Muitas perderam os maridos ou eles conseguiram asilo em outros países. Uma das mulheres atendidas no programa não vê o marido e o filho mais velho há oito anos. Eles estão no Brasil e, ela e os filhos pequenos, na Itália. Se falam por telefone e sonham com o reencontro, mas apenas o marido pode ir para Roma, mas o filho, como é maior de idade não pode se juntar aos dois. Assim como essa, Eléia lida diariamente com muitas histórias de superação.
— Apesar de toda dor, elas não se lamentam e são altruístas, solidárias, fortes, amorosas e não se queixam da vida. Ajudam as outras mulheres e cuidam das outras crianças. Quem viveu a guerra é como se voltasse a ver o sol de um jeito fantástico, sempre com luz. São alegres e esperançosas. Elas viveram o horror da guerra, viram quem amavam morrer na guerra, e conseguiram sair daquela situação. A gente não imagina o que é um país em guerra, porque não vivemos essa experiência. Nós nos queixamos de problemas, mas não sabemos o que é sofrer de verdade. Muito dos nossos sofrimentos são mais por fantasia e imaginação — ensina Eléia.
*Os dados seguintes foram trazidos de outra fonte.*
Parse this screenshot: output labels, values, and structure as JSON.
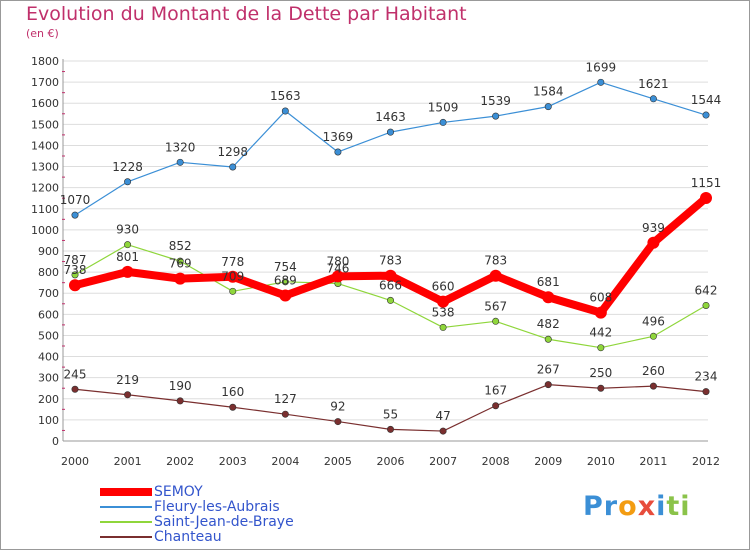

No projeto, "Olá! Bem-vinda, mulher!", as refugiadas e migrantes se sentem parte de uma família. Como uma síria que perdeu os pais e cresceu em um abrigo. Ela casou-se com um sírio, que vivia no mesmo lugar, e tiveram quatro filhos. Separada, e com quatro filhos, foi no projeto que encontrou uma mais do que um acolhimento, mas um família.
— Ela nos diz sempre que agora não está mais sozinha. Diz que sou a irmã dela —lembra Eléia, com carinho.
A irmã conta ainda que as experiências das africanas também emocionam e servem de lição de vida.
— Temos uma refugiada que fugiu da República do Congo porque era perseguida e queriam matá-la por questões políticas. Depois que ela fugiu mataram o irmão dela. Ela é uma pessoa que sofreu muito e ajudamos bastante com um curso profissionalizante para que ela pudesse cuidar de idosos. Agora ela está trabalhando e doou parte do primeiro salário ao projeto. Ela escreveu uma carta de agradecimento. Eu me emocionei porque foi forte. Ela me chama de mãe, mesmo sendo mais velha do que eu, e é muito carinhosa.